Dia’s acquisition would seem to suggest not. The eminent foundation selected Sun Tunnels as its first acquisition of land art by a female artist. The foundation sees the sculptures as both a part of a classical artistic tradition and deeply modern. “Sun Tunnels is a work that reaches back to a Renaissance fascination with astronomy but has a very contemporary physicality,” Dia foundation director Jessica Morgan told The New York Times.
But there are also very clear ways in which Sun Tunnels departs from a traditional work of art, much less one owned by a cultural institution. For one, Sun Tunnels cannot be moved to another museum or gallery—it must remain exactly where it is for the cylinders to have any meaning whatsoever. Holt has said of her work that “Sun Tunnels can exist only in that particular place—the work evolved out of its site.”
For Dia, this means that they must play both an active role in the maintenance of the site and the sculptures without interfering or disrupting with the pure and unmarked nature of the sculptures as they are.
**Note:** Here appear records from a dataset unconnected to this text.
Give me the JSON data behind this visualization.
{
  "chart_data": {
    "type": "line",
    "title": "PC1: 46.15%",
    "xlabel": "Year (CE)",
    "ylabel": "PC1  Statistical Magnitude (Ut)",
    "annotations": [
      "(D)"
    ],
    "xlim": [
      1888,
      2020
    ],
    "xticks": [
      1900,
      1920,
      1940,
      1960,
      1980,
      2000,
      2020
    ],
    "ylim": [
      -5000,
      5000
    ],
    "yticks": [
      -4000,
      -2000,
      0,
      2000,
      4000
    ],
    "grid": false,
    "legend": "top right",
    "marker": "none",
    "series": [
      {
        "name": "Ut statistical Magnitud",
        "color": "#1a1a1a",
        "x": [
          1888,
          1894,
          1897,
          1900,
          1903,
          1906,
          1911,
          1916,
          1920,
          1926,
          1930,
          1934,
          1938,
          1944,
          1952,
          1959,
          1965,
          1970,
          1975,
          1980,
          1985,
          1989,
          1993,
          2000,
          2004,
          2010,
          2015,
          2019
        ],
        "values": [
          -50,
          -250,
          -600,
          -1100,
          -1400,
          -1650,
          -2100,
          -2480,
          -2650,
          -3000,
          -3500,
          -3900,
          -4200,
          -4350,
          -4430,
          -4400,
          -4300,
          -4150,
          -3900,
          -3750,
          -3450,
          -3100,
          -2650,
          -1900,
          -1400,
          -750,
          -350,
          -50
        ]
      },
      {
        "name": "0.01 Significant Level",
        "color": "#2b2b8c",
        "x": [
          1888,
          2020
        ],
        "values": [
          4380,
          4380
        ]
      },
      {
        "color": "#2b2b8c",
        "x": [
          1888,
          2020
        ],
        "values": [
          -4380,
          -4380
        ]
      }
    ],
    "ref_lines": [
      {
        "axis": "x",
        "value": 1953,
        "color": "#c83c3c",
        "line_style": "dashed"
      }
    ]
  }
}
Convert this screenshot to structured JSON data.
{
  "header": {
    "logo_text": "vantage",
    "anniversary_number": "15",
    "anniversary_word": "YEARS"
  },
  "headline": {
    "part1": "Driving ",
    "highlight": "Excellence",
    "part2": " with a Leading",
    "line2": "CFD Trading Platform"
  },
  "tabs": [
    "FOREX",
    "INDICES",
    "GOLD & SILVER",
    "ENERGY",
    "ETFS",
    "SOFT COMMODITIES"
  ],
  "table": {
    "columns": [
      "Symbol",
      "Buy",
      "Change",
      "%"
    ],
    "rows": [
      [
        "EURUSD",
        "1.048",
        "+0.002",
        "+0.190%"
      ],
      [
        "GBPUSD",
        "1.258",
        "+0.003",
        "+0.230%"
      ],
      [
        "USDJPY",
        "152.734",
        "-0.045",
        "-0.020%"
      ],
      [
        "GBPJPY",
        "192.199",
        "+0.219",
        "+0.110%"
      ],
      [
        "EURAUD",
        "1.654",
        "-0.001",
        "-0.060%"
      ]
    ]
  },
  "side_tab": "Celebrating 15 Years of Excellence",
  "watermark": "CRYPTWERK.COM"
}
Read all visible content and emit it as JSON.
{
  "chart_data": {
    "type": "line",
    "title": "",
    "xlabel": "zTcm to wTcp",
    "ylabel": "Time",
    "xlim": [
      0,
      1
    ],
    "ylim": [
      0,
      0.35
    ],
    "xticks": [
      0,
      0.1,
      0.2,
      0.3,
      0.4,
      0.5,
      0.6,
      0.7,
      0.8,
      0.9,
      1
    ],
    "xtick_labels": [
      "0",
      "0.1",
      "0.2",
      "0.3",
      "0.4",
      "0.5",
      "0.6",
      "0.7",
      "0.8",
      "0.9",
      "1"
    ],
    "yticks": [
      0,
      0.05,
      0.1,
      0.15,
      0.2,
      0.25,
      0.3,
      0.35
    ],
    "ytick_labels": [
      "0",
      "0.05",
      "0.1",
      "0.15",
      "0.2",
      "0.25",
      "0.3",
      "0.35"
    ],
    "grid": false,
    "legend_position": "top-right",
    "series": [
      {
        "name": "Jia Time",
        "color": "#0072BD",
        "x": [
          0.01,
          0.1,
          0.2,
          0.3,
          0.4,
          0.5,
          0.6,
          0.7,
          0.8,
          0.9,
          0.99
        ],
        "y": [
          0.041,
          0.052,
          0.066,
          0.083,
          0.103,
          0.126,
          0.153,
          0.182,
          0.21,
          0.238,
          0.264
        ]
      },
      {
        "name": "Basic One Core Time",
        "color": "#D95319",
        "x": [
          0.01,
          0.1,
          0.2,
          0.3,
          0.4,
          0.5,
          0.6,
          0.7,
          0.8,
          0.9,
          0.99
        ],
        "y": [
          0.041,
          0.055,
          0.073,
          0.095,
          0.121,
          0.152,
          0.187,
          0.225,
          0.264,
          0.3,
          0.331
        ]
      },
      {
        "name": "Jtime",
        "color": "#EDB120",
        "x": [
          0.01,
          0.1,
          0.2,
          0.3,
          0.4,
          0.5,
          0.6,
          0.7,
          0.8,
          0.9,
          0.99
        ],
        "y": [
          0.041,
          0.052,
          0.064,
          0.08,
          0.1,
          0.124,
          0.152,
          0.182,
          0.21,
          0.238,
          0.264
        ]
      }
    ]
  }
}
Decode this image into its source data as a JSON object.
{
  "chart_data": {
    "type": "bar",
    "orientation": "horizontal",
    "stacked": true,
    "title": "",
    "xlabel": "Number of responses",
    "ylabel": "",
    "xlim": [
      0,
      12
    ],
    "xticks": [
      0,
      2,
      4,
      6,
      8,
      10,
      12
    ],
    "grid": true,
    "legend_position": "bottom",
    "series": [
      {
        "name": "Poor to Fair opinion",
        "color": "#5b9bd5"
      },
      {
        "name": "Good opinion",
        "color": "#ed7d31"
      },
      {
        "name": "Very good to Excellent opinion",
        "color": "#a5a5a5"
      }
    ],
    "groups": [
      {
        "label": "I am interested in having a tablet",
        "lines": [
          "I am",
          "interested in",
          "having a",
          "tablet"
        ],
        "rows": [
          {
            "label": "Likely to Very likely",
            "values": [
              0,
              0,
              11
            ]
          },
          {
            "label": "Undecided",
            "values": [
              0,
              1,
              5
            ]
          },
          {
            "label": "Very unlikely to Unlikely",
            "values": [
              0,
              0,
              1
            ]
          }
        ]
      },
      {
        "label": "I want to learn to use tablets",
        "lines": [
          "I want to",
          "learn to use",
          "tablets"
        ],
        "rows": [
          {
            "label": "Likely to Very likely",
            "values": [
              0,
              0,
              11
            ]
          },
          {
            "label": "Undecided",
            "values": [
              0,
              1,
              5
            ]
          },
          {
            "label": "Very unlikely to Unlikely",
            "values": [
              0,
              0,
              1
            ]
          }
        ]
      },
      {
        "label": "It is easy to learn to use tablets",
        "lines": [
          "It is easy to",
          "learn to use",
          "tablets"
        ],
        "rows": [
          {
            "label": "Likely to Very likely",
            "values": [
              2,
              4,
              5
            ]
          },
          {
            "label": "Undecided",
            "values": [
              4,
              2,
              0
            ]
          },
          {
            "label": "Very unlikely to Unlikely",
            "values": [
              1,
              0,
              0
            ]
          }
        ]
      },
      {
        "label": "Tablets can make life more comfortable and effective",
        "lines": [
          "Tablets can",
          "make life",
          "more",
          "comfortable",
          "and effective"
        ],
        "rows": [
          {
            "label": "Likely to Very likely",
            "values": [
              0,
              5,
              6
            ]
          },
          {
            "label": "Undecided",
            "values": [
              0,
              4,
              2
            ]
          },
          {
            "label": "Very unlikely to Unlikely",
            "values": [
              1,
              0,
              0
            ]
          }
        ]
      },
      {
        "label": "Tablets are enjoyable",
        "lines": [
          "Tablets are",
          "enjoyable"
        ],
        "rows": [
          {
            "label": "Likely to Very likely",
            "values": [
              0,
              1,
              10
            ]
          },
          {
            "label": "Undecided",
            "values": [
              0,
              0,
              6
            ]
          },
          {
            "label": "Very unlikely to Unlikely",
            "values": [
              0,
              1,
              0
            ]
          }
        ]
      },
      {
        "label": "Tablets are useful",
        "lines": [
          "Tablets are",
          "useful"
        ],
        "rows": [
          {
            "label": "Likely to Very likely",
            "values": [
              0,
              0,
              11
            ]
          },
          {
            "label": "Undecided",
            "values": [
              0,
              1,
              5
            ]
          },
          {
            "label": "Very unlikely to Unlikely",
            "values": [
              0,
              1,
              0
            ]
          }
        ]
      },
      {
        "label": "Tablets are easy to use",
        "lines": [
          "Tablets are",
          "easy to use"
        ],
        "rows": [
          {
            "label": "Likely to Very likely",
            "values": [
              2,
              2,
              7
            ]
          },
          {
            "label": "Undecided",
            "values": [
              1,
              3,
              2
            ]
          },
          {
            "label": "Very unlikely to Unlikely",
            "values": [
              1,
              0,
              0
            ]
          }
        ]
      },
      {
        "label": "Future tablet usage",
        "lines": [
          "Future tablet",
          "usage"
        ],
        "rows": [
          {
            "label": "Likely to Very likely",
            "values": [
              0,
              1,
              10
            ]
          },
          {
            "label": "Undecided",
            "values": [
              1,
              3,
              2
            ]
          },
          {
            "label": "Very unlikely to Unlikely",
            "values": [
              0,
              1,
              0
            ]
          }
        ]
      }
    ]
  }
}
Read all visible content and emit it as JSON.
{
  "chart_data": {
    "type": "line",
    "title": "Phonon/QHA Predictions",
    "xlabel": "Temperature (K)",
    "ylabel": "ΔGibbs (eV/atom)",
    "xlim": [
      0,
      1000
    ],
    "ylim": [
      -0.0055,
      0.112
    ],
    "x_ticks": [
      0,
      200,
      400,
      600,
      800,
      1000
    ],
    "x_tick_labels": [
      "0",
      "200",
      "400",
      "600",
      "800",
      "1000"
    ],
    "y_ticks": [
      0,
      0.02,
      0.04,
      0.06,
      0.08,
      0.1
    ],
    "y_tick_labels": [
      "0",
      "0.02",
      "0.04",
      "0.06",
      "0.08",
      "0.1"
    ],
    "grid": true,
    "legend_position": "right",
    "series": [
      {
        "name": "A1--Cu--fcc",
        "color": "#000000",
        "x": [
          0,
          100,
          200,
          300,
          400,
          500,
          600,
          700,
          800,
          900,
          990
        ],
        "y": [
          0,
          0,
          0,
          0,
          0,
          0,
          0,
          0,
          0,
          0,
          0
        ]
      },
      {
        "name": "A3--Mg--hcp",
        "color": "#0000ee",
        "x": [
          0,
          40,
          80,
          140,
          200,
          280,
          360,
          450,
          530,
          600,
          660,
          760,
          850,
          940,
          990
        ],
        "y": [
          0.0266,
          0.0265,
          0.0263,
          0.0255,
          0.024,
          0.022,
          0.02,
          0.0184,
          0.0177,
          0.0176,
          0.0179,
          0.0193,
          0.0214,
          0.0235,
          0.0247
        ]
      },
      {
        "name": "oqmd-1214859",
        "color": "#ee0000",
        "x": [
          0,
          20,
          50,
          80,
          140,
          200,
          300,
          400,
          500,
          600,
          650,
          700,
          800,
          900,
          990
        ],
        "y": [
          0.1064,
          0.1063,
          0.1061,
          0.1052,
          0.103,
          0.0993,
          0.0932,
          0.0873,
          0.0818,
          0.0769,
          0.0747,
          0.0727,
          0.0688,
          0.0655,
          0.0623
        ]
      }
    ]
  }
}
Dia has hired a conservator to make regular visits to ensure that the surrounding area is clean and sight lines around the installation are unobstructed and that there are clear directions on how to find the cylinders on Dia’s website.
But once you get in the car and onto the open road, Dia decided to follow Holt’s wishes and not provide any signs directing the visitor there. “The process of finding the work, that journey, is part of the piece,” Morgan said. All the better for the viewer to wonder once they have arrived—are these concrete cylinders really art, or just a few cleverly placed objects?